Common difficulties arise with group composition, unresponsive stakeholders, maintaining momentum and involving decision makers. During the Campus, city practitioners shared with each other ways to engage different groups and individuals, maintain interest and make meetings relevant and fun.

Lessons included getting in touch with all stakeholders early in the process to share your vision, your goals and set up the rules of the game by communicating about both obligations and benefits. Also helpful, is explaining in easy and concrete ways how people can play a pro-active role in the project.

Improving our understanding of integration

An important learning need for all urban professionals is to improve our understanding of the concept of integration and what it means in practice to work in an integrated way. Campus participants were given a checklist to explore which types of integration - such as policy, sector, and territorial - were most relevant to their own Good Practice transfer and how well they were achieving it. Most cities were already working well in terms of horizontal or sector integration, in that they are inviting representatives from different organisations, and different parts of the municipality to be part of the local group to integrate their perspective and priorities. With regard to policy integration the checklist reminded participants to keep thinking about other policy areas outside of their primary focus. For example: to consider the potential environmental implications in a project about economic development or inclusion. One way to do that is to invite ad hoc specialist guests such as a climate resilience, gender or procurement expert to meetings, to help the group to think laterally, and make sure they are at the very least not inadvertently causing negative consequences, but also potentially finding some win wins. This exercise led to a better grasp of what can seem like quite theoretical ideas on integration and how to apply them to improve the local plan.

More national networking please!

As well as building capacity, the Campus had an added value of building community and national networks. It reinforced how important it is to provide structured opportunities for peer exchange at national level. Participants really appreciated hearing what other cities in the same region are doing, including on urban challenges different from their own. The Polish cities even created a Basecamp space to exchange among themselves since the Campus in Lodz (PL) . There is a high demand for more national level events bringing cities together to share information and challenges.

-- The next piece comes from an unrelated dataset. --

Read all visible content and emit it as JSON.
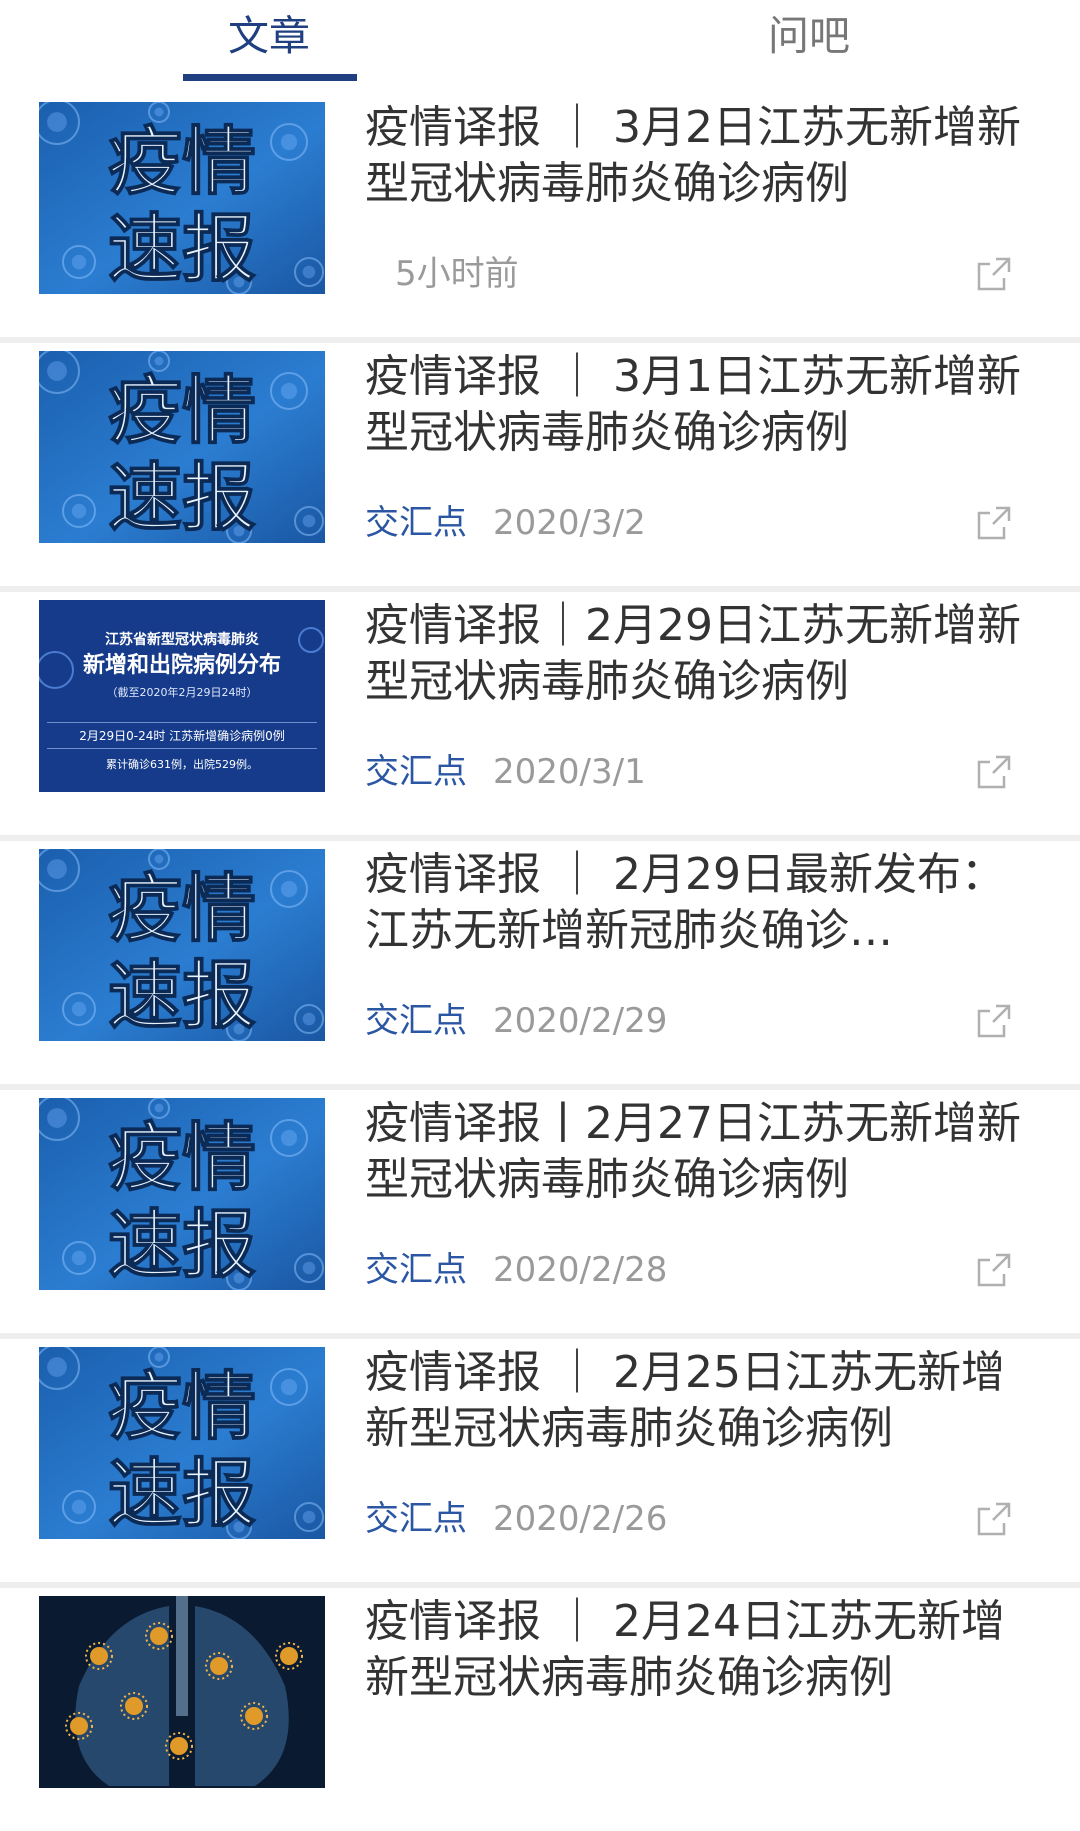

At the Campus I learned what the URBACT method was, namely the methodology for a transfer network and the tools used. I learned different ways of sharing and the value of sharing in a diversity of projects. I appreciated the participatory methodology and how the URBACT tools were put into practice. The interaction and motivation of the group. In conclusion: an added value to the level of knowledge.” Campus Participant in Braga, Portugal

URBACT Campus in stats

  • 15 Campus training events
  • 141 cities
  • 447 individual participants
  • 25 countries represented
  • 49% participating for the first time in an URBACT event
  • Satisfaction level over 4 out of 5 across the board

Clémentine Gravier, URBACT Capacity-Building Officer who coordinated the Campus initiative concludes:

The series of URBACT Campus was a great learning opportunity for all people involved: participants, trainers, National URBACT Points and URBACT Secretariat. It is always interesting to see that, despite working on different policy fields and in different national contexts, city practitioners are facing the same obstacles, in particular when developing participatory ways of working. Providing them with opportunities to network, exchange, learn from each other is very fruitful and allows new solutions to emerge.